Avez-vous bénéficié d'autres apports financiers, notamment ceux banques de la place ?

Avant tout ce que je viens d'évoquer, j'avais entrepris des démarches auprès de ma banque pour un crédit de cinq millions de francs CFA (5 000 000 FCFA) pour parer au plus urgent et boucler la série. J'ai rencontré de sérieuses difficultés, parce que pour les banquiers je suis un novice ; je n'ai pas de notoriété donc il n'est pas question qu'on m'accorde un prêt sans garantie. C'est encore le même Olivier BARLET qui s'est encore porté garant pour la caution avec CORIS Bank pour qu'on puisse bénéficier d'un appoint pour poursuivre, c'est dire que le combat que nous menons aujourd'hui est une plus une question de conviction que d'intérêt pécuniaire. Tout un chacun est ici sur ce plateau parce qu'il porte ce travail à cœur. Nous sommes là, parce que nous aimons ce que nous faisons, parce que nous voulons relever un challenge, parce que nous croyons en nous-mêmes pour avancer.

Pour l'écriture de ce scénario vous avez, semble-t-il, fait appel à Guy Désiré Yaméogo ?
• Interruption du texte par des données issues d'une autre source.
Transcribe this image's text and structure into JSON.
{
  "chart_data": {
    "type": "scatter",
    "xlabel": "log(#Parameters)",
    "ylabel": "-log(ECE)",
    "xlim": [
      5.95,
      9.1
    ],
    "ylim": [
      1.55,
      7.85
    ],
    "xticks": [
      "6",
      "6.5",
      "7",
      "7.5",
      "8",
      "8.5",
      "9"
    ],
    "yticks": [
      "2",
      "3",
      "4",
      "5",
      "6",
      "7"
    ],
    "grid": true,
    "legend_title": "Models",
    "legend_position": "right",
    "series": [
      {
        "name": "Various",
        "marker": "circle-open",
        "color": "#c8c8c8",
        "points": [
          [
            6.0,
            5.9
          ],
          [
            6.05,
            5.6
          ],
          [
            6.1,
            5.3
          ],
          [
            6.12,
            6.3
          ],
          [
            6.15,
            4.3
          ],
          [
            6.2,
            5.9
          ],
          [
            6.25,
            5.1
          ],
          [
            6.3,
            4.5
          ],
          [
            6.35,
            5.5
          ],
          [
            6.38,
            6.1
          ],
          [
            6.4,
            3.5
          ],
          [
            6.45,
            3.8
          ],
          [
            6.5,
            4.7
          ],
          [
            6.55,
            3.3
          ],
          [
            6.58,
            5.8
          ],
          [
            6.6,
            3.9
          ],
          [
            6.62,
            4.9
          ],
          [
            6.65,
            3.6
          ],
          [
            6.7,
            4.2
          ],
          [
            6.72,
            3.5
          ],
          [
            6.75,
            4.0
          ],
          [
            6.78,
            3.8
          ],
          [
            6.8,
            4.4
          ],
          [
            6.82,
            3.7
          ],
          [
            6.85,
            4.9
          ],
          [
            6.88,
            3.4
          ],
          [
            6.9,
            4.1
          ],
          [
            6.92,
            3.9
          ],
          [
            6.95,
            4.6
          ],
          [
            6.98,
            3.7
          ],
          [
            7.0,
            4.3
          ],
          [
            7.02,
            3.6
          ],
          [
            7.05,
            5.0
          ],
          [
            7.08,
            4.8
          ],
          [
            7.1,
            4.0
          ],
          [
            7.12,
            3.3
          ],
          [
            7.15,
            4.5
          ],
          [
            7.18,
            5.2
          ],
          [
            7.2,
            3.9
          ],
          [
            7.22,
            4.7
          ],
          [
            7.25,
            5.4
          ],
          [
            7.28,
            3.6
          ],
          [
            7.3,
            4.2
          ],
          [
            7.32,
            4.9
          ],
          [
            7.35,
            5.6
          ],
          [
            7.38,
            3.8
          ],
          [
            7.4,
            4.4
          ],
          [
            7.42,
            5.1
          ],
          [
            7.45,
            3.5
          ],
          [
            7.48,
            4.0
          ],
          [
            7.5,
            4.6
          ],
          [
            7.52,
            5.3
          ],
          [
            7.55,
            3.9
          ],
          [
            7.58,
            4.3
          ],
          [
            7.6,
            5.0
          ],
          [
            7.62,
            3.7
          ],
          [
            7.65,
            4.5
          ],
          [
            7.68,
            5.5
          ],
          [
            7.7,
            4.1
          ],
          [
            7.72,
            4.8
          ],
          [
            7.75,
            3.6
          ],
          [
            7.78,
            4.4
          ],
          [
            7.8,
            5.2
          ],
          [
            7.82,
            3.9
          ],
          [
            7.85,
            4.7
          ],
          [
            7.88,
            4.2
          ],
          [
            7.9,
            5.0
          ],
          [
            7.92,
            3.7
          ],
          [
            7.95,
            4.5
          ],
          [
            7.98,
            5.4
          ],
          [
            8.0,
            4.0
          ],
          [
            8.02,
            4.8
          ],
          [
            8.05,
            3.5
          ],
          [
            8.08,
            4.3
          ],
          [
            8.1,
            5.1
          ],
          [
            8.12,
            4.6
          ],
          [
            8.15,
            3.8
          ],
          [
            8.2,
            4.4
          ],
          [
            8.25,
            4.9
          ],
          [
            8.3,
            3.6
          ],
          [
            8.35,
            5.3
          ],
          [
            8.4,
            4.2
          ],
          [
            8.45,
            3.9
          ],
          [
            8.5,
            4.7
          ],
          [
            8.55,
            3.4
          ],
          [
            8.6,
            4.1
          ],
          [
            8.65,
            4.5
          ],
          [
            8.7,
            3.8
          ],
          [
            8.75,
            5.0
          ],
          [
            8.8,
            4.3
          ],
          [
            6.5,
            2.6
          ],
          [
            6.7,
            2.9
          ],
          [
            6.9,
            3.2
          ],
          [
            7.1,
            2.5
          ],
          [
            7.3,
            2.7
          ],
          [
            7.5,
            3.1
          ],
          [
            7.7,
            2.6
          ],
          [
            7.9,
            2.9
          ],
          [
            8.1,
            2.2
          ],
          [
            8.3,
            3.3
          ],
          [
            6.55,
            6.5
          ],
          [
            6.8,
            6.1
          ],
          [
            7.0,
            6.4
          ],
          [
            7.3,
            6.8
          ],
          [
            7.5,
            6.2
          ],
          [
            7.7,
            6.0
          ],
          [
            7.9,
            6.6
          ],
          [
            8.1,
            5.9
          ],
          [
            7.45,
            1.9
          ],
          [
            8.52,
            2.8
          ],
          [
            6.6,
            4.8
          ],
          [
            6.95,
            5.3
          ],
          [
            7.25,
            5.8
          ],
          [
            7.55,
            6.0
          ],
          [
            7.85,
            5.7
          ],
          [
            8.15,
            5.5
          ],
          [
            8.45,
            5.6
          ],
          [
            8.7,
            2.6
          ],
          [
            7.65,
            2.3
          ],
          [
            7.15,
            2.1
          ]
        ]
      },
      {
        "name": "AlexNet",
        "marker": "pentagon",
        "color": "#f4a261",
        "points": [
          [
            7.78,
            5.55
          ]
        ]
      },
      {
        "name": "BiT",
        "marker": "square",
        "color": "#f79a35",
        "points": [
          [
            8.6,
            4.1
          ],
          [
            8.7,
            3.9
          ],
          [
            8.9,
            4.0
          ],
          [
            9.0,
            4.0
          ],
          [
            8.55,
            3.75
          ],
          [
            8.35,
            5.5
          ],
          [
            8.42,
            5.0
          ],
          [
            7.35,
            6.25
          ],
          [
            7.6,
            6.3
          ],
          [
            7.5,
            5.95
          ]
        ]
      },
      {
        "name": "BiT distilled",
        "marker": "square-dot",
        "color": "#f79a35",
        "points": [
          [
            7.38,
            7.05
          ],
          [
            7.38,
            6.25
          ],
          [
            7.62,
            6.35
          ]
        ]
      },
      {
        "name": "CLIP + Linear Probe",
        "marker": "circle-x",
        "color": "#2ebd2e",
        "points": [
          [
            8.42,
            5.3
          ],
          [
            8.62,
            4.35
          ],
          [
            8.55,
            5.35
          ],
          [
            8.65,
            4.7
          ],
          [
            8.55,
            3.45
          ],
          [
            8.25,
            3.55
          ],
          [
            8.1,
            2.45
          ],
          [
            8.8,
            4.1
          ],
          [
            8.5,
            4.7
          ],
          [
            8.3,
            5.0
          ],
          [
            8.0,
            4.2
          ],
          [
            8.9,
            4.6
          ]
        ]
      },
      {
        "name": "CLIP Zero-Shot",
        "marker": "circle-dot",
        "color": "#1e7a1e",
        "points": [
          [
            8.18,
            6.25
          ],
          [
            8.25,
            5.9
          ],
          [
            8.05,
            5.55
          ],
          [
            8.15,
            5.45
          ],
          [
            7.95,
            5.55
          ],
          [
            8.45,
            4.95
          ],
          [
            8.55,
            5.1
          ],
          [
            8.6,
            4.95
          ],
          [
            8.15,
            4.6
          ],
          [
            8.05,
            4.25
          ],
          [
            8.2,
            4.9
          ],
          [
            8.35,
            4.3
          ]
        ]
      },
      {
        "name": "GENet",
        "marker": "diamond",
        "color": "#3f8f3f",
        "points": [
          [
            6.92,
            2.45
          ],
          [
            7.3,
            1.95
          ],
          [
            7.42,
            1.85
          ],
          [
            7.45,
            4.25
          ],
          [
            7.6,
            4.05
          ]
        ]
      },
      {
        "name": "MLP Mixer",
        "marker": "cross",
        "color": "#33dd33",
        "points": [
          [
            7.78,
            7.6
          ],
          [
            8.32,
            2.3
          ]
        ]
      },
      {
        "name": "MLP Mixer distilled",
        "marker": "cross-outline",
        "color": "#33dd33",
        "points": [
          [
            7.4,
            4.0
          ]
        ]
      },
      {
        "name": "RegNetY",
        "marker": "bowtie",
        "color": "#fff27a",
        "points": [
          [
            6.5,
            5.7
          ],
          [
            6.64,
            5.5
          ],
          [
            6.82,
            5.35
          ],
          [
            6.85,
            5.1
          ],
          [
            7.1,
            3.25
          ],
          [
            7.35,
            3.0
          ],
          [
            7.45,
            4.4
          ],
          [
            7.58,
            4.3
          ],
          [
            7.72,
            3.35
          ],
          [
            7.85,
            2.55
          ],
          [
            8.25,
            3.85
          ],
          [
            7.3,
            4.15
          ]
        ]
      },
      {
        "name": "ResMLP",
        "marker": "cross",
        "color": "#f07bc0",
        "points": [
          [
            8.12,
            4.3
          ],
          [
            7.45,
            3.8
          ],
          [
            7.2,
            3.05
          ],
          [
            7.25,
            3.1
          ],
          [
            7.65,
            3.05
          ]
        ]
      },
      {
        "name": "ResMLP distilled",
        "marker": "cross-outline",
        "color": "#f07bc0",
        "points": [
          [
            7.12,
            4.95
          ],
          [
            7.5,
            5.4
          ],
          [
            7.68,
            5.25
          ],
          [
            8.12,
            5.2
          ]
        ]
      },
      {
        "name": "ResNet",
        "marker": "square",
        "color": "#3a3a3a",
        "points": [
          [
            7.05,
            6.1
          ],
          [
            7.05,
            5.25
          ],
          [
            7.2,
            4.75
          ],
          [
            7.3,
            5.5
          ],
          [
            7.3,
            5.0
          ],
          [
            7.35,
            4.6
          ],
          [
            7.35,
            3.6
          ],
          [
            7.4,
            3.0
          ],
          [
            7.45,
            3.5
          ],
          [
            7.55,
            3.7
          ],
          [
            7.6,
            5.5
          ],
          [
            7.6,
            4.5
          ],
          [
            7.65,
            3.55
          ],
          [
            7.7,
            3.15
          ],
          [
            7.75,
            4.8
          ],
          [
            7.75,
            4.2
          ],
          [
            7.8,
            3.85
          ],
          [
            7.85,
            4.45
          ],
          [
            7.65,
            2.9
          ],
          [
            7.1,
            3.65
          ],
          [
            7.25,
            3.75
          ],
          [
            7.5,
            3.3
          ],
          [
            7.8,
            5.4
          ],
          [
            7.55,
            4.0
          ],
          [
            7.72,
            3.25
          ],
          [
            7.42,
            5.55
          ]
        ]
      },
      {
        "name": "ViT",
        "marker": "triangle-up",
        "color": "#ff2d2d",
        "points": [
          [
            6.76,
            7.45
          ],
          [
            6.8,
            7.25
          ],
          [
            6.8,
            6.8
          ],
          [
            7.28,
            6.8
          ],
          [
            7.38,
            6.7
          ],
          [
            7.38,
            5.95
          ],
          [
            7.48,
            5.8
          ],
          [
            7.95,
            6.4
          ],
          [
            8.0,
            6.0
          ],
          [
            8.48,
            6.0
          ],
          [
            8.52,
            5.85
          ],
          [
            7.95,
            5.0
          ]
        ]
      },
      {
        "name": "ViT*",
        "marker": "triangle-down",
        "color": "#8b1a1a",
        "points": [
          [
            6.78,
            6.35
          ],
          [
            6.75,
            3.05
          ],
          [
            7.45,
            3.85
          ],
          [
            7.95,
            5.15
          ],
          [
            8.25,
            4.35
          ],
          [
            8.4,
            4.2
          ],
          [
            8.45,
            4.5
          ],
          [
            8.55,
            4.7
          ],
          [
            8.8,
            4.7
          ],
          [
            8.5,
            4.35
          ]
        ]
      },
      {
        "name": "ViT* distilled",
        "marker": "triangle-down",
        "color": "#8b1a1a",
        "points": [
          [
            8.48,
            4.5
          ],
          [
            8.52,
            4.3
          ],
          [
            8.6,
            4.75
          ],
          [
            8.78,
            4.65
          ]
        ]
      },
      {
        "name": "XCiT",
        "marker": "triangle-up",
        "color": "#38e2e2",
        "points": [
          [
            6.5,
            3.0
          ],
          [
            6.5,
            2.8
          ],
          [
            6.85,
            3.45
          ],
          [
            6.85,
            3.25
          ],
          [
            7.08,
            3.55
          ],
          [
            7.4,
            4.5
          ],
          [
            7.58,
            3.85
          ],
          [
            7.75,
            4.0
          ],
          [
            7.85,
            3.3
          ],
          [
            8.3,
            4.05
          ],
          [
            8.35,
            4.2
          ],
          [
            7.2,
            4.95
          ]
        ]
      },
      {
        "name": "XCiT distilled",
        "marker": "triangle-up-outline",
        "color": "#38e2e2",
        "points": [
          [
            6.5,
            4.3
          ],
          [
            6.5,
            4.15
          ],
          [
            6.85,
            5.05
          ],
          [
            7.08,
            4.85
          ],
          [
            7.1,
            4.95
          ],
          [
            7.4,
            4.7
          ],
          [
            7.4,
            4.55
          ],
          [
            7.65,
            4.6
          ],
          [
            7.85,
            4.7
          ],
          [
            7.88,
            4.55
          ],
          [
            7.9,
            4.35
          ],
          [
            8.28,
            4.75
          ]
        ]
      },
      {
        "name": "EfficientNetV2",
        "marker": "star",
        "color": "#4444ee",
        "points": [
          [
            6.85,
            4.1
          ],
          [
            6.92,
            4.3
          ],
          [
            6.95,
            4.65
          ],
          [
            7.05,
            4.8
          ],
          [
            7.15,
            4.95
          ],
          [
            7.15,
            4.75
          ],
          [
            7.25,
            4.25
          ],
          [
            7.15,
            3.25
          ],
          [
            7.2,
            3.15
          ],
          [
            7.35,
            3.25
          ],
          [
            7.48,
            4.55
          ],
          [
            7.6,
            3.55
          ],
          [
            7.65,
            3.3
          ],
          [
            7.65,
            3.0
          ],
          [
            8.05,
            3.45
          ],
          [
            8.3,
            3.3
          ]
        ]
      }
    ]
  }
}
Ils sont rares les scénaristes professionnels au Burkina. Mes relations personnelles avec Guy Désiré Yaméogo m'ont permis de lui demander de me venir en aide. Nous nous sommes entendus sur un contrat, mais il ne m'a pas fixé un échéancier de paiement au préalable. Il m'a laissé toute la latitude de le désintéresser lorsque les moyens de la production le permettent. C'est sur cette base qu'il a écrit les trois épisodes pilotes et les dix épisodes que nous sommes en train de tourner en attendant de recevoir les dix autres, éventuellement au cours des semaines à venir.